The memory of the impunity that prevailed for communal criminals in those horrific post-Godhra days is unlikely to slide into the past so easily.
It’s brave — and extremely large-hearted — of Bilkis Bano to say her fight since the Gujarat pogrom of 2002, that she fought relentlessly, was for justice, and not revenge. Only truly elevated souls can think that way.
For 17 years, since March 2002, Ms Bilkis waged this struggle for her soul, for her honour and for the memory of her dead offspring whose heads had been smashed to the ground by a communal mob.
Ms Bilkis met the press in the nation’s capital on Wednesday, a day after the Supreme Court ordered that the Gujarat government pay her compensation of Rs 50 lakhs, and give her a job and a house to live in. Ms Bilkis expressed her gratitude to the judicial system and said she had never lost faith in it. She also sees the Supreme Court order as a “message” to other victims as well as to perpetrators.
Nevertheless, we would do well to contemplate the larger meaning of justice for a five-month pregnant poor woman who was gangraped in broad daylight by a baying mob that killed 14 members of her family on the spot and smashed in the heads of children.

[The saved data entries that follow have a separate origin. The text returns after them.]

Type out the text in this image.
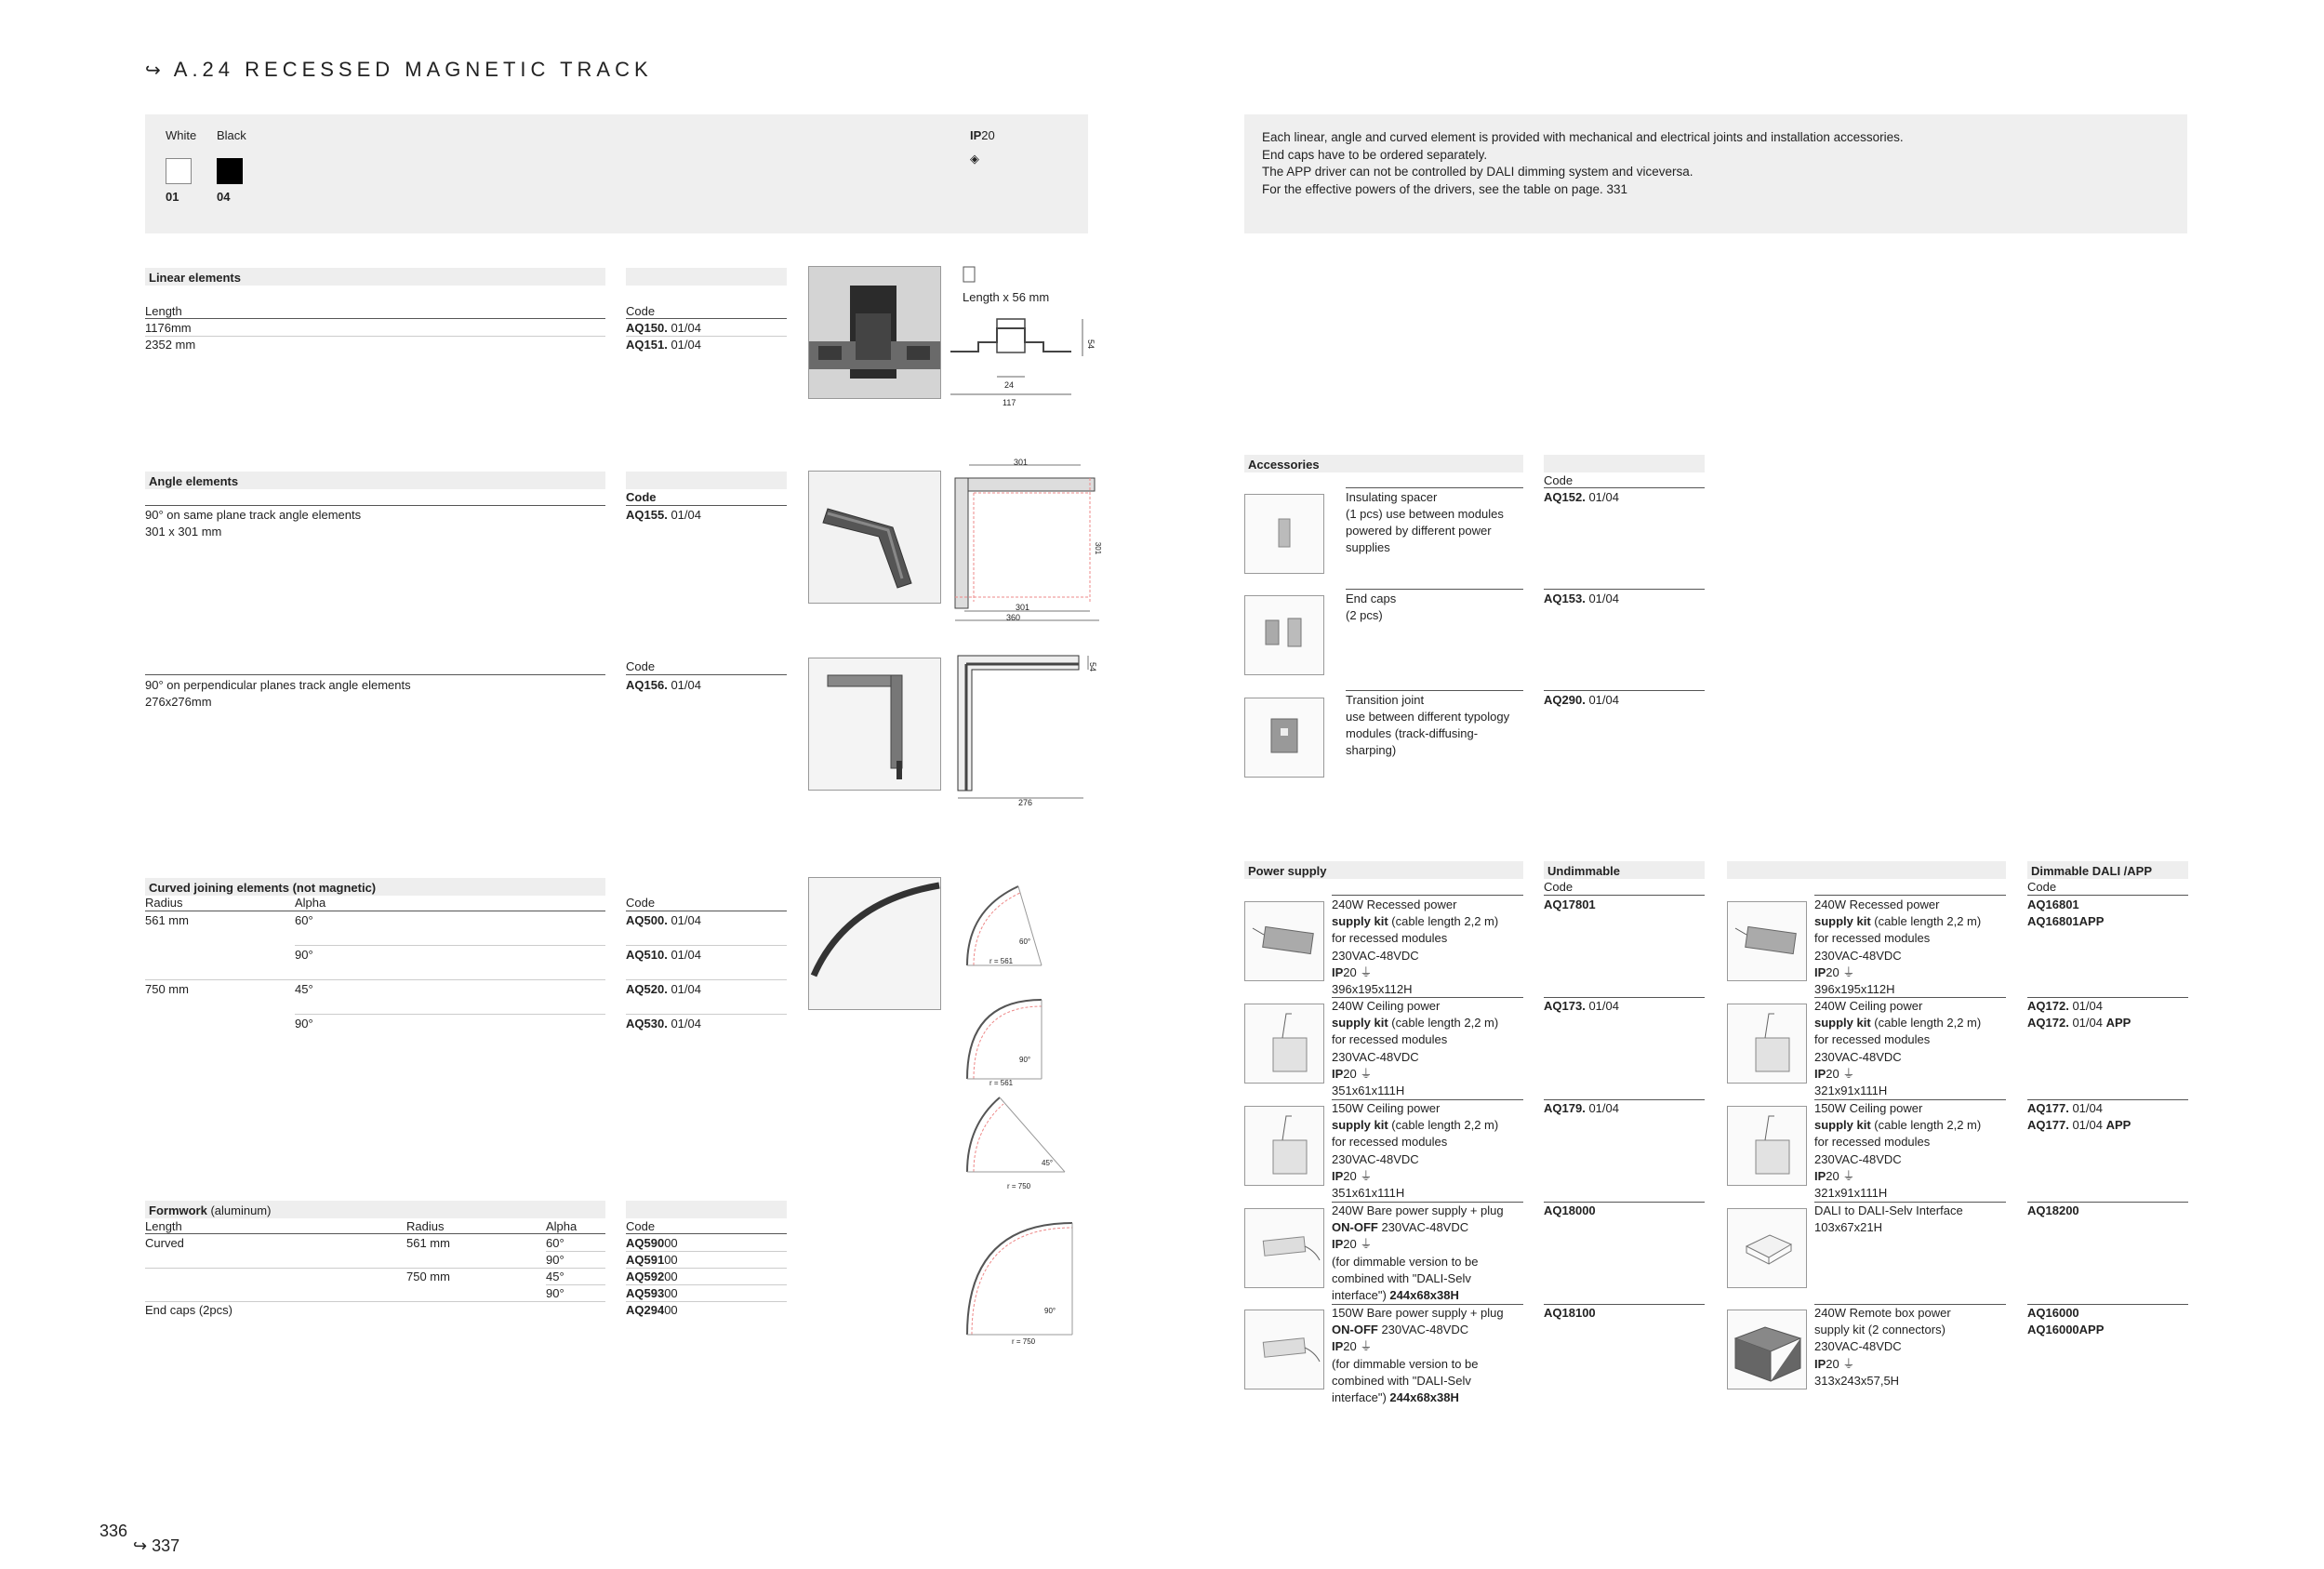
↪ A.24 RECESSED MAGNETIC TRACK
White Black
01	04
IP20
◈
Each linear, angle and curved element is provided with mechanical and electrical joints and installation accessories.
End caps have to be ordered separately.
The APP driver can not be controlled by DALI dimming system and viceversa.
For the effective powers of the drivers, see the table on page. 331
Linear elements
Length	Code
1176mm	AQ150. 01/04
2352 mm	AQ151. 01/04
Length x 56 mm
54
24
117
Angle elements
Code
90° on same plane track angle elements
301 x 301 mm
AQ155. 01/04
301
301
301
360
Code
90° on perpendicular planes track angle elements
276x276mm
AQ156. 01/04
54
276
Curved joining elements (not magnetic)
Radius	Alpha	Code
561 mm	60°	AQ500. 01/04
90°	AQ510. 01/04
750 mm	45°	AQ520. 01/04
90°	AQ530. 01/04
60°
r = 561
90°
r = 561
45°
r = 750
90°
r = 750
Formwork (aluminum)
Length	Radius	Alpha	Code
Curved	561 mm	60°	AQ59000
90°	AQ59100
750 mm	45°	AQ59200
90°	AQ59300
End caps (2pcs)	AQ29400
Accessories
Code
Insulating spacer
(1 pcs) use between modules
powered by different power
supplies
AQ152. 01/04
End caps
(2 pcs)
AQ153. 01/04
Transition joint
use between different typology
modules (track-diffusing-
sharping)
AQ290. 01/04
Power supply	Undimmable	Dimmable DALI /APP
Code	Code
240W Recessed power
supply kit (cable length 2,2 m)
for recessed modules
230VAC-48VDC
IP20 ⏚
396x195x112H
AQ17801
240W Ceiling power
supply kit (cable length 2,2 m)
for recessed modules
230VAC-48VDC
IP20 ⏚
351x61x111H
AQ173. 01/04
150W Ceiling power
supply kit (cable length 2,2 m)
for recessed modules
230VAC-48VDC
IP20 ⏚
351x61x111H
AQ179. 01/04
240W Bare power supply + plug
ON-OFF 230VAC-48VDC
IP20 ⏚
(for dimmable version to be
combined with "DALI-Selv
interface") 244x68x38H
AQ18000
150W Bare power supply + plug
ON-OFF 230VAC-48VDC
IP20 ⏚
(for dimmable version to be
combined with "DALI-Selv
interface") 244x68x38H
AQ18100
240W Recessed power
supply kit (cable length 2,2 m)
for recessed modules
230VAC-48VDC
IP20 ⏚
396x195x112H
AQ16801
AQ16801APP
240W Ceiling power
supply kit (cable length 2,2 m)
for recessed modules
230VAC-48VDC
IP20 ⏚
321x91x111H
AQ172. 01/04
AQ172. 01/04 APP
150W Ceiling power
supply kit (cable length 2,2 m)
for recessed modules
230VAC-48VDC
IP20 ⏚
321x91x111H
AQ177. 01/04
AQ177. 01/04 APP
DALI to DALI-Selv Interface
103x67x21H
AQ18200
240W Remote box power
supply kit (2 connectors)
230VAC-48VDC
IP20 ⏚
313x243x57,5H
AQ16000
AQ16000APP
336
↪ 337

The memory of the impunity that prevailed for communal criminals in those horrific post-Godhra days is unlikely to slide into the past so easily. This is because minor members of communal outfits faced the brunt of the law, but those who mattered were shielded — the politically influential agents of communal violence who orchestrated murder, rape and arson and later prevented relief being administered to victims, as well as officers of the state. This blot on India will remain.